Julian Bannister and Yannick Jules-Bannister, co-founders of the company New Beginning Cleaners, say they have come to see how people’s quarters are both a safe haven and an expression of their mental woes.
“Once you go home, you take your work home, you take your family argument home,” said Julian Bannister. “It becomes a thing of how bad are your thoughts and how taken over are you from them.”
The entrepreneurs launched their company some four years ago — initially as a maid service — but their very first job proved to be more challenging than a mere surface scrub.
“Our first case, I remember well, was floor-to-ceiling garbage, there was no way to walk, the woman was sleeping on magazines and books and you couldn’t even see a coach nor a bed — we just could not leave her in that situation,” Bannister recalled.
The two men and another co-worker cleared out the woman’s Bronx apartment in four days, carrying out hundreds bags of trash via the building’s elevator for 12-13 hours each day.
“Yannick was standing in the elevator behind the bags — 20 bags — squished in, I would go in the next elevator, squished in,” Bannister said. “We were taking out 300 bags of garbage from a one-bedroom apartment.”
In the following years, they cleared out many more homes, wading through piles of rubbish, such as utility bills from the 1960s and several dead pets, but what surprised them most was the clean appearance of some hoarders when leaving their chaotic abodes.
“They are some of the most well-dressed people,” he said.
One of several memorable cases the cleaners encountered was a man who dressed in clean suits and sneakers, but once the scrubbers entered his apartment, they found he was storing hundreds of bottles of his own urine, due to issues with his bowels.

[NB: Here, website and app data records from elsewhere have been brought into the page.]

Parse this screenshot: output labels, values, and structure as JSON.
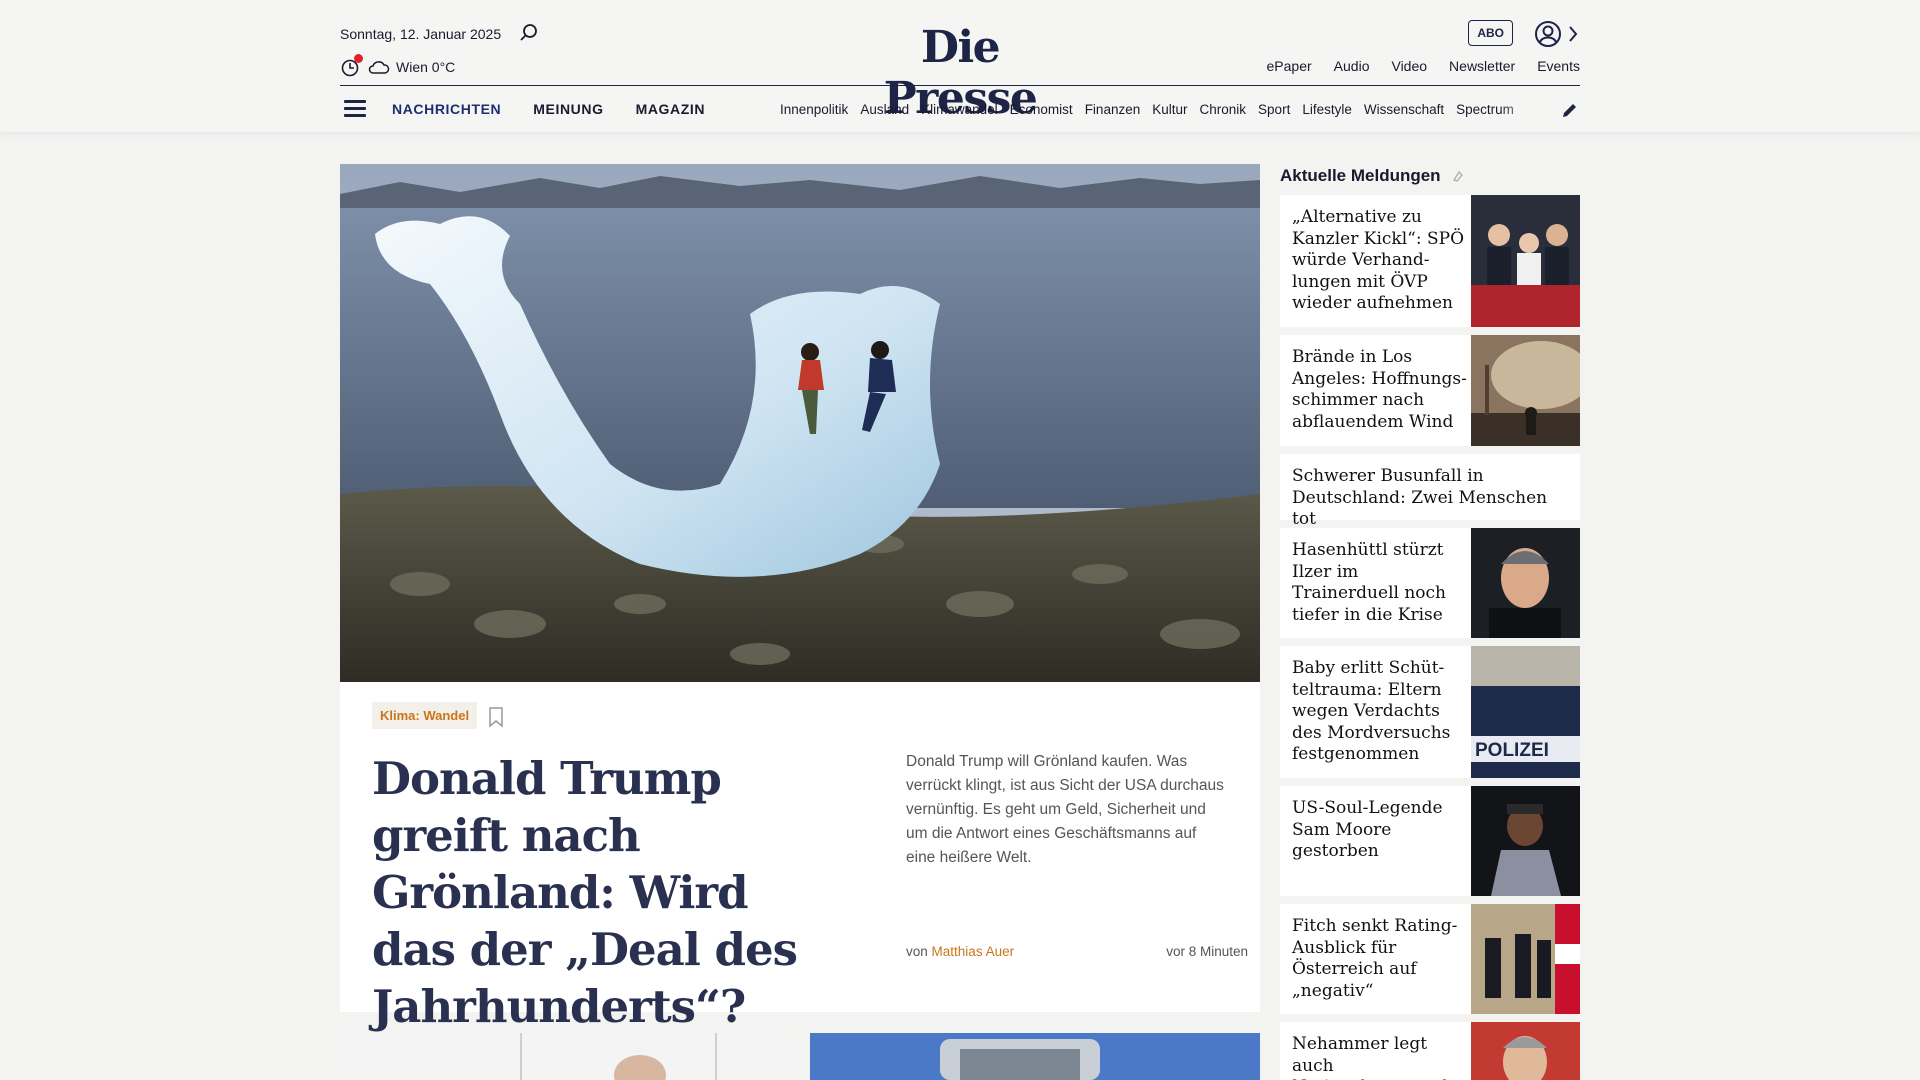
{
  "header": {
    "date": "Sonntag, 12. Januar 2025",
    "weather": "Wien 0°C",
    "logo": "Die Presse",
    "abo_label": "ABO",
    "top_links": [
      "ePaper",
      "Audio",
      "Video",
      "Newsletter",
      "Events"
    ],
    "main_nav": [
      "NACHRICHTEN",
      "MEINUNG",
      "MAGAZIN"
    ],
    "sub_nav": [
      "Innenpolitik",
      "Ausland",
      "Klimawandel",
      "Economist",
      "Finanzen",
      "Kultur",
      "Chronik",
      "Sport",
      "Lifestyle",
      "Wissenschaft",
      "Spectrum"
    ]
  },
  "hero": {
    "tag": "Klima: Wandel",
    "headline": "Donald Trump greift nach Grönland: Wird das der „Deal des Jahrhunderts“?",
    "teaser": "Donald Trump will Grönland kaufen. Was verrückt klingt, ist aus Sicht der USA durchaus vernünftig. Es geht um Geld, Sicherheit und um die Antwort eines Geschäftsmanns auf eine heißere Welt.",
    "byline_prefix": "von",
    "author": "Matthias Auer",
    "time_ago": "vor 8 Minuten"
  },
  "sidebar": {
    "title": "Aktuelle Meldungen",
    "items": [
      {
        "text": "„Alternative zu Kanzler Kickl“: SPÖ würde Verhand­lungen mit ÖVP wieder aufnehmen"
      },
      {
        "text": "Brände in Los Angeles: Hoffnungs­schimmer nach abflauendem Wind"
      },
      {
        "text": "Schwerer Busunfall in Deutschland: Zwei Menschen tot"
      },
      {
        "text": "Hasenhüttl stürzt Ilzer im Trainerduell noch tiefer in die Krise"
      },
      {
        "text": "Baby erlitt Schüt­teltrauma: Eltern wegen Verdachts des Mordversuchs festgenommen"
      },
      {
        "text": "US-Soul-Legende Sam Moore gestorben"
      },
      {
        "text": "Fitch senkt Rating-Ausblick für Österreich auf „negativ“"
      },
      {
        "text": "Nehammer legt auch Nationalratsmandat"
      }
    ]
  },
  "colors": {
    "brand_navy": "#1d2446",
    "accent_orange": "#c8751b",
    "alert_red": "#e0202a"
  }
}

“You’re talking about 450 bottles of pee we counted,” Bannister said. “It was the most toxic place we ever had.”
The man suffered from arthritis that made it hard for him to do a lot of ordinary tasks, leading him to spiral into depression and his girlfriend leaving him. His unkempt apartment also infected the entire building with a vile odor and the Bannisters grew concerned when they heard from a neighbor that the man once had two dogs but that, eventually, they had stopped barking.
One of their workers soon stumbled upon a grizzly find when they discovered a perfectly-severed head of a Rottweiler beneath piles of trash, but not the rest of the hound or the second pooch.
“He’s always stated to this day that he doesn’t know how the dog’s head got decapitated perfectly,” Bannister said. “We never found the other one.”
Another woman in Flatbush clung to the toys of her 11-year-old son — who died in the 1980s on a highway crash — despite the belongings being infested with roaches.
“She had become so comfortable and so okay with the environment, it had to be most roaches we’d ever seen in any situation.”
Bannister said that they try and make their clients understand that they are putting their own health at risk and that a clean space can foster good mental health as well.
“You’re letting go of the materials but you’re also letting go of the pain, the hurt, the depression,” he said.
After cleaning up these places, which usually takes about four to five days, they prepare a plan for their clients to keep their place tidy, according to Bannister. “I compare it to a car,” he said. “You have to keep it maintained and if you don’t, you’ll break down.”
Doing their job has taught them that hoarders are no different than anybody else, but that they have let a bad event take over their life, whether it be an illness or a death of a loved one.
“We all in some way hoard,” said Bannister. “Whether it be in your medicine cabinet or keeping a bunch of shoes. We all have a story to tell because your home is your sanctuary, your home is your base.”